For all my pieces to date I've used gouache -I love how pigmented, easy to layer it is and how flat it lies. Increasingly however I'm moving towards oil for its blendability and buildability. I like experimenting with textures and strokes on the canvas, and oil gives a lot more flexibility in terms of building layers and adding thickness to a piece.
Because my pieces are so heavily planned, ruled, measured and scaled, I'm looking to experiment with more free-form and unplanned work this year and that has come with its own challenges and opportunities for growth.


Are your works conveying a message? Is there a narrative or a story to your work?
My work involves motifs of water and the Chahar Bagh, Persian gardens based on the four gardens of Paradise mentioned in the Qur'an, each part divided by flowing water which reflect the heavens and connect the realm of the earth with the celestial. These motifs call upon liminality - the gardens exist in a liminal space between heaven and earth, and so too my work examines ideas of existing in the inbetween - as a gender-diverse person, as a queer person, and as a member of a diaspora. Again, calling back to that idea of uncertainty, rooting myself in the in-between, the inventiveness borne out of necessity when we exist untethered. I don't believe that my work speaks to any intrinsic or sweeping truths about my culture, rather each painting is a tapestry of stories, motifs, people and reflections from a life lived between.
Who and what are some of your greatest influences in both your life and as an artist?
 My family is my greatest influence - my mother for her strength and the poetry she's weaved into my life, the culture and tradition she's gifted to me and the love and support she gives me every day. My father is a musician and artist himself, and I've been lucky to grow up in a family where creative practice is encouraged. To have a family who so wholeheartedly supported my creative and research practices and who gave me the security and resources to pursue a career in the arts is something I'm very thankful for.
The queer community here in Melbourne & up in Sydney are a huge source of influence for me. I was lucky enough to grow up in the queer center of Sydney, and I work in a queer-run artist collective, so I'm surrounded by artists whose work I very much admire. Being surrounded by so much colour and celebration in my childhood and adult life has given me a foundation from which to grow and celebrate elements of my own identity.
As an artist, I'm heavily inspired by Persian miniatures, particularly the work of Mir Sayyid Ali, and the way that perspective is manipulated to allow for multiple scenes in the one piece.
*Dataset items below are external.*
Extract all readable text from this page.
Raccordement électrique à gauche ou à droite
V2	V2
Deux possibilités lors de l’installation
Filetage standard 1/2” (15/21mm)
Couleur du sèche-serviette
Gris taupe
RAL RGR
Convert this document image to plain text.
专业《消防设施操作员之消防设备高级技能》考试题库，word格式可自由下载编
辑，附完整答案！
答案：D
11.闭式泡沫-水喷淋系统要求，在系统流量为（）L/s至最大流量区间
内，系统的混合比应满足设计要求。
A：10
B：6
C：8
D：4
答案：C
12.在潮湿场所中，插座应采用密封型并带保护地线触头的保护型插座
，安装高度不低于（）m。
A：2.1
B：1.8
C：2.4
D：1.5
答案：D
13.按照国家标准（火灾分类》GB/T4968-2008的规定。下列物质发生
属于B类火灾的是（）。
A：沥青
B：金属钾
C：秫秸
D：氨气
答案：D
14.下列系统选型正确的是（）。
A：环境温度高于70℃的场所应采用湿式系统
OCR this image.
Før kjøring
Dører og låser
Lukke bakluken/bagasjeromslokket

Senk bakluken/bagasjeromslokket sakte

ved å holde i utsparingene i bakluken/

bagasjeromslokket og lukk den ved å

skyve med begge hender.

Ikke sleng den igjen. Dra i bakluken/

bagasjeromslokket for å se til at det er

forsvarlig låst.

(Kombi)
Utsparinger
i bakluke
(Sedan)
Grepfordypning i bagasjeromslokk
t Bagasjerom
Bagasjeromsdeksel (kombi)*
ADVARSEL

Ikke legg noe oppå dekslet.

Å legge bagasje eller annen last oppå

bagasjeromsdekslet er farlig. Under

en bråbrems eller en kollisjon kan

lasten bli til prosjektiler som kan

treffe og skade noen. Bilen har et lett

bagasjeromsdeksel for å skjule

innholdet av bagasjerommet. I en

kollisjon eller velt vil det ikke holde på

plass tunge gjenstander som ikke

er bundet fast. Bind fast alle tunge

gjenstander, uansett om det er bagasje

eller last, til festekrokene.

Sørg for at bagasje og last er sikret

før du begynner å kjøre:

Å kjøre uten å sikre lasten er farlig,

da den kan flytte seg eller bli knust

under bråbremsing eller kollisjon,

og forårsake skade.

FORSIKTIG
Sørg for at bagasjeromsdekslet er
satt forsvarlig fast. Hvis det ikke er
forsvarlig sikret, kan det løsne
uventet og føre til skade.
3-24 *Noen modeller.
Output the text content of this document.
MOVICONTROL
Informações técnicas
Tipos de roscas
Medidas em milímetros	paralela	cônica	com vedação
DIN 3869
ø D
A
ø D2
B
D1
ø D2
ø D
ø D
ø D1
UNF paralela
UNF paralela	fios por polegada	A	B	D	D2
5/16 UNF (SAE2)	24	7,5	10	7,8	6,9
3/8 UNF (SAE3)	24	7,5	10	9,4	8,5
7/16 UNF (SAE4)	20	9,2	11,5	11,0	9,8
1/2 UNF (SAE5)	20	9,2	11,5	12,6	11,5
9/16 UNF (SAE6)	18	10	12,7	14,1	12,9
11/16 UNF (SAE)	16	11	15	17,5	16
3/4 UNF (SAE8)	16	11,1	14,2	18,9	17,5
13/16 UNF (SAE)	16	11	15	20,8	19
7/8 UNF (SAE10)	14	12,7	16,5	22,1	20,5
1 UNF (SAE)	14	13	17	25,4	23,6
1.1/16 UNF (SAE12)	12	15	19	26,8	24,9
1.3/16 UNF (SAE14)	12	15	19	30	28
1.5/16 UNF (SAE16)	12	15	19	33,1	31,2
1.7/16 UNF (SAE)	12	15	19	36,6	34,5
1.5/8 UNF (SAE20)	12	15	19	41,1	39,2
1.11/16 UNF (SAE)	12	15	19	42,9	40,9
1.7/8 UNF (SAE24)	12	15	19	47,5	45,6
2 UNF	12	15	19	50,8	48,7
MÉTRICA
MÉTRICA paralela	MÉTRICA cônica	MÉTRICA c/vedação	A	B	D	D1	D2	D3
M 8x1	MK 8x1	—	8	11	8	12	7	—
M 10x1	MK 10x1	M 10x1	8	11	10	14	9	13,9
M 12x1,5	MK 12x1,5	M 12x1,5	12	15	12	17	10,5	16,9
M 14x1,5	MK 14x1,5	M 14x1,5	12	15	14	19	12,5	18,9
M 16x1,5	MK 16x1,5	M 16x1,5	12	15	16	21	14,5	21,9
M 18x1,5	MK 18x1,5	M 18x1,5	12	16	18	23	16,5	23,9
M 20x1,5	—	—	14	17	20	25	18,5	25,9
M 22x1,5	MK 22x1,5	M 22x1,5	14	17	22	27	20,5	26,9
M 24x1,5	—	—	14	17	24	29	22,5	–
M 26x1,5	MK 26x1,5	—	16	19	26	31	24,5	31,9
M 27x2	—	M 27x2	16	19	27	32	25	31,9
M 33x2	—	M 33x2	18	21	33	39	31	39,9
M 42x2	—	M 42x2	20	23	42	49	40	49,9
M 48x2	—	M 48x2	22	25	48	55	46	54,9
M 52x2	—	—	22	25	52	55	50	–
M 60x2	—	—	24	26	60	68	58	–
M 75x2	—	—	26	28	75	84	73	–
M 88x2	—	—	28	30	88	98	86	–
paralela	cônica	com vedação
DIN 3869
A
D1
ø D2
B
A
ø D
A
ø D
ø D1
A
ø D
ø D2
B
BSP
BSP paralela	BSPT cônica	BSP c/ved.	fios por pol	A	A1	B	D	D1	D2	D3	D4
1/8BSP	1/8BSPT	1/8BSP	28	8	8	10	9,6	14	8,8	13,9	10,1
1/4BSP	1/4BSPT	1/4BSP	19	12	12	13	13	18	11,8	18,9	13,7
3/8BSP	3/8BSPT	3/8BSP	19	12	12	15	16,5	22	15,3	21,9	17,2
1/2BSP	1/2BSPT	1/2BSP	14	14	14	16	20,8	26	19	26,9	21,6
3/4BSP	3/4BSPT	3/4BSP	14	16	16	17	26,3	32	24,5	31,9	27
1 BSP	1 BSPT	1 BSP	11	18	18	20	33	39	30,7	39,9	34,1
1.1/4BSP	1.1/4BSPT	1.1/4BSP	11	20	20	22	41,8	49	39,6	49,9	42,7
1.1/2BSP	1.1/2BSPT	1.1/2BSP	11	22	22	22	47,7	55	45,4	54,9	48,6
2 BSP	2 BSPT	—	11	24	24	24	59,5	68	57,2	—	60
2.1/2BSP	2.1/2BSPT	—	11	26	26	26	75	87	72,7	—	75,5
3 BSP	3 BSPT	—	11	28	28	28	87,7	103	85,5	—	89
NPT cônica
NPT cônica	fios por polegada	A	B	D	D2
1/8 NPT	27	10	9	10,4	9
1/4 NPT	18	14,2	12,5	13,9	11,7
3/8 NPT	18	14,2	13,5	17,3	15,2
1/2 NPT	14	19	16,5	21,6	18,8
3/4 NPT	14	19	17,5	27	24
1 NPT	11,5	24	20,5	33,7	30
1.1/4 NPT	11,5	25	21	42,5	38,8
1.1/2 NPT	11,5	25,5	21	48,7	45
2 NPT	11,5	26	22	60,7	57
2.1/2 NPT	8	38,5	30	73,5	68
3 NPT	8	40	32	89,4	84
I'm influenced by the colours and motifs in the works of Iman Raad and particularly the way that he uses motifs to communicate his rejection of cultural ambassadorship.
Do you consider your work of art a creation or a discovery?
Through research, sketching, writing and development I am able to slowly piece together representations of worlds that have existed unperceived. I don't see myself as creating the worlds my paintings depict; similar to the way one slowly uncovers the path of mathematical argument, through trial and error, piecing together different axioms and lemmas, I see my process as one of discovery. With the tools of my pre-painting process, I am able to discover a clearer vision of something that existed prior to and independent of my own awareness.